GEMM Accelerator FPGA Emulation
In order to aid measuring the real execution time on the real board with the GEMM implemented in FPGA, we have implemented a cycle-accurate model of the GEMM Acc in FPGA. It behaves identical to the GEMM ACC described in lab 3 in terms of timing. However, the GEMM ACC does not compute any output, when done it simply sets back the LSB of the CSR. Again, it does not compute anything. Whatever is written into the scratchpad remains in there. Note also, that the GEMM ACC while having a 512kByte SRAM address range, it is internally implemented as a 64kByte SRAM that just mirrors the same content every 64kByte. Since we don’t model functionality anyway, this should not matter.
Memory Map
Due to system constraints, the address map is slightly different than modeled. The base address is different, and SRAM comes first while MMRs follow. This is due to restrictions of the base address of the SRAM scratchpad.
Base address: 0x41780000
Address Space Offset | Name | Description |
---|---|---|
0x00 - 0x7FFFF | DATA | GemmProc ScratchPad (512KByte) |
0x80000 | CSR | The control and status register |
0x80004 | PC | Current Descriptor / Instruction (Read Only) starting with 1 |
0x80008 | 01_MA_START_ADDR | Start address of MA |
0x8000C | 01_MB_START_ADDR | Start address of MB |
0x80010 | 01_MC_START_ADDR | Start address of MC |
0x80014 | 01_MA_NR_ROW | Number of rows in MA |
0x80018 | 01_MB_NR_ROW | Number of rows in MB and number of columns in MA |
0x8001C | 01_MB_NR_COL | Number of columns in MB (Note that MC’s dimensions will be [01_MA_NR_ROW][01_MB_NR_COL]) |
0x80020 | 01_INST_NEXT | reference to next instruction (set to 0) |
0x80024 … | 02_* | second descriptor (not implemented) |
Data Panel
Address: 4178_0000h
base + 0h
offset = 4178_0000h
Control Panel
Address: 4178_0000h
base + 8_0000h
offset = 4180_0000h
How to Adjust for the difference in Memory Map
Suggested Method 1
We recommend you keep everything stable on your main
branch. Therefore, create a new branch for the address modification. In this case, you should test both your HW and SW implementation on your development environment before running such a task on jenkins since memory operations are much easier to observe on QEMU and HW_testbench.
Method 2
To account for this, check for GEMM_ACC_FPGA
preprocessor directive.
#ifdef GEMM_ACC_FPGA
/* define base and offets based on FPGA emulation */
#else
/* define base and offets based on SystemC */
#endif
ifdef checks whether the GEMM_ACC_FPGA
token has been #defined earlier (either in file or command line). If so, it includes everything between it and the closing #else or, if no #else is present, the closing #endif. (see 1 and 2).

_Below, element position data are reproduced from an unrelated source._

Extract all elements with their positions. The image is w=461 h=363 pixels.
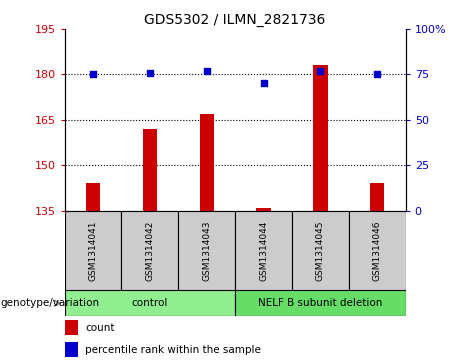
Text: GSM1314042: GSM1314042 — [145, 220, 154, 281]
Text: GSM1314046: GSM1314046 — [373, 220, 382, 281]
Bar — [292, 211, 349, 290]
Text: percentile rank within the sample: percentile rank within the sample — [85, 345, 261, 355]
Bar — [349, 211, 406, 290]
Bar — [256, 208, 271, 211]
Bar — [65, 290, 235, 316]
Bar — [65, 320, 78, 335]
Text: GSM1314045: GSM1314045 — [316, 220, 325, 281]
Bar — [121, 211, 178, 290]
Point — [260, 81, 267, 86]
Text: GSM1314041: GSM1314041 — [89, 220, 97, 281]
Bar — [86, 183, 100, 211]
Bar — [235, 290, 406, 316]
Point — [317, 68, 324, 74]
Bar — [65, 211, 121, 290]
Bar — [178, 211, 235, 290]
Text: GSM1314044: GSM1314044 — [259, 220, 268, 281]
Text: GSM1314043: GSM1314043 — [202, 220, 211, 281]
Text: NELF B subunit deletion: NELF B subunit deletion — [258, 298, 383, 308]
Text: control: control — [132, 298, 168, 308]
Bar — [143, 129, 157, 211]
Bar — [235, 211, 292, 290]
Bar — [370, 183, 384, 211]
Bar — [200, 114, 214, 211]
Text: count: count — [85, 323, 114, 333]
Point — [146, 70, 154, 76]
Text: genotype/variation: genotype/variation — [0, 298, 99, 308]
Title: GDS5302 / ILMN_2821736: GDS5302 / ILMN_2821736 — [144, 13, 326, 26]
Point — [203, 68, 210, 74]
Point — [89, 72, 97, 77]
Bar — [313, 65, 327, 211]
Point — [373, 72, 381, 77]
Bar — [65, 342, 78, 357]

To compile with the flag, add an additional argument to gcc
.
gcc -DGEMM_ACC_FPGA ...
Running the Code on Jenkins
Introducing the new job.
A new job on marble-jenkins called project_target_hwacc
has already been created for each Team. This is the basic structure for you to test your SW implementation on a real zedboard with time-accurate HW GEMM Accelerator attached.
Check the configuration before emitting the task.

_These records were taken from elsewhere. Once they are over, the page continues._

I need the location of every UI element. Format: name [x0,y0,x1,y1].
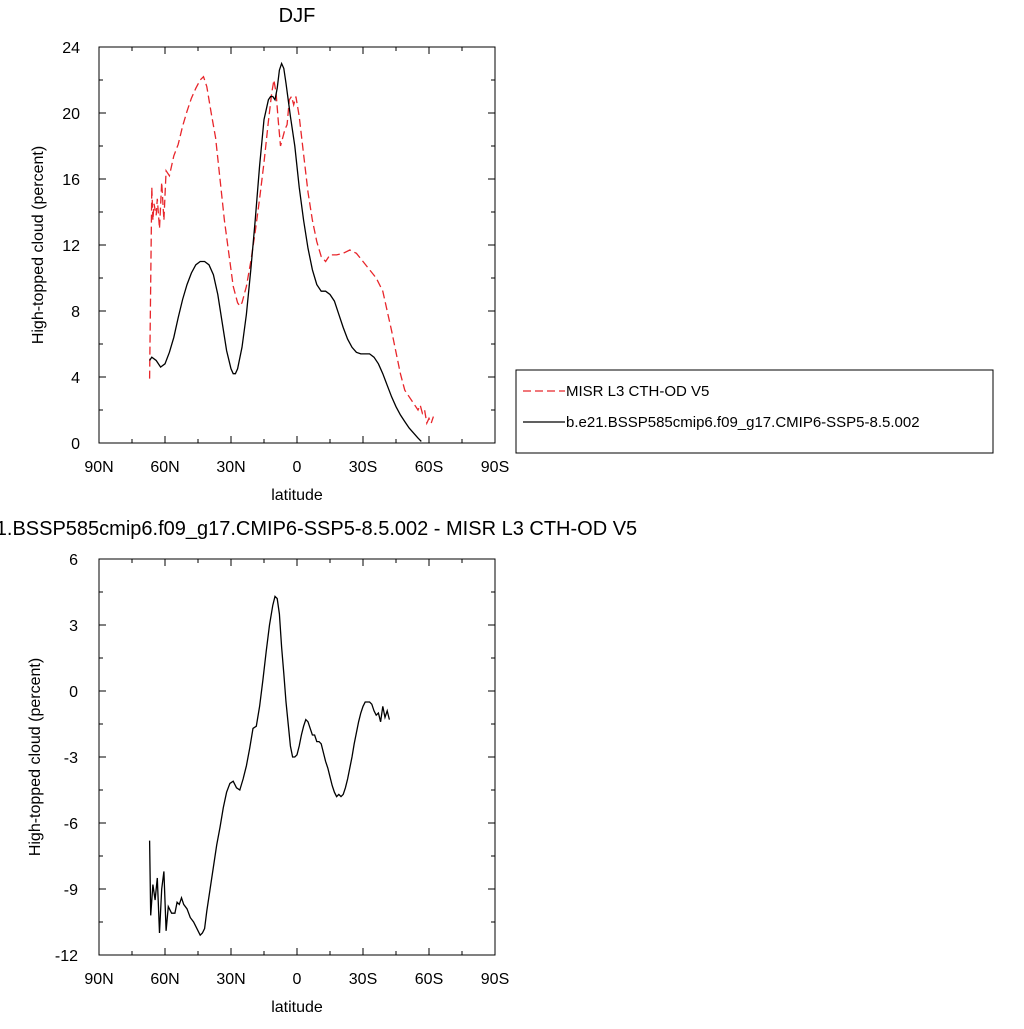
x-tick-label: 90N [84,971,113,988]
legend-box [515,369,994,454]
plot-frame-top [98,46,496,444]
x-tick-label: 90N [84,459,113,476]
x-tick-marks-bottom [98,559,496,955]
y-axis-label-bottom: High-topped cloud (percent) [27,658,44,856]
chart-title-bottom: b.e21.BSSP585cmip6.f09_g17.CMIP6-SSP5-8.… [0,518,637,540]
x-tick-label: 60S [415,971,443,988]
y-tick-label: 3 [69,618,78,635]
y-tick-label: 8 [71,304,80,321]
series-line-model [149,61,422,442]
chart-panel-top: DJF 90N 60N 30N 0 30S 60S 90S 0 4 8 12 1… [30,5,509,504]
y-tick-label: -9 [64,882,78,899]
legend: MISR L3 CTH-OD V5 b.e21.BSSP585cmip6.f09… [515,369,994,454]
x-tick-label: 30N [216,971,245,988]
legend-label-model: b.e21.BSSP585cmip6.f09_g17.CMIP6-SSP5-8.… [566,414,920,431]
y-tick-label: -12 [55,948,78,965]
x-tick-label: 30S [349,971,377,988]
y-tick-label: 0 [71,436,80,453]
x-tick-label: 90S [481,459,509,476]
x-tick-label: 60N [150,459,179,476]
legend-label-misr: MISR L3 CTH-OD V5 [566,383,709,400]
x-tick-label: 0 [293,971,302,988]
chart-title-top: DJF [279,5,316,27]
y-tick-label: 16 [62,172,80,189]
x-tick-label: 30S [349,459,377,476]
x-tick-label: 0 [293,459,302,476]
x-tick-label: 90S [481,971,509,988]
x-tick-label: 60S [415,459,443,476]
y-tick-label: -3 [64,750,78,767]
series-line-difference [148,595,391,937]
x-tick-label: 30N [216,459,245,476]
y-tick-label: 12 [62,238,80,255]
y-tick-marks-top [99,46,495,444]
y-tick-label: 20 [62,106,80,123]
y-tick-label: 0 [69,684,78,701]
y-tick-label: 24 [62,40,80,57]
x-tick-label: 60N [150,971,179,988]
chart-panel-bottom: b.e21.BSSP585cmip6.f09_g17.CMIP6-SSP5-8.… [0,518,637,1016]
y-tick-label: 6 [69,552,78,569]
x-tick-marks-top [98,47,496,443]
y-axis-label-top: High-topped cloud (percent) [30,146,47,344]
x-axis-label-bottom: latitude [271,999,323,1016]
series-line-misr [148,75,435,426]
y-tick-label: -6 [64,816,78,833]
y-tick-marks-bottom [99,558,495,956]
y-tick-label: 4 [71,370,80,387]
x-axis-label-top: latitude [271,487,323,504]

The most important items are the Branch Specifier
and Execute shell - Command
. The comments inside Execute shell
would be helpful if you need to modify the instructions for jenkins to do. (e.g. profiling, copy files.)
* All your changes to the job configuration will be archived in the job history.
Multiple configuration.
If you are not satisfied with the provided job, or there are multiple configurations you need to run, duplicate this and create your own task.
- Create a
New Item
under yourTeamN
folder. - Enter a new job name, and copy the configuration from
project_target_hwacc
.
Other suggestion
Try to run and profile gemm_tb
first as almost nothing needs to be changed other than the address of registers. It should be easy to get the timing result and calculate the speedup etc. darknet
application we modified, on the other hand, needs to be further optimized (especially the output layer and picture-render) due to the pseudo returned data we got from the HW GEMM Accelerator.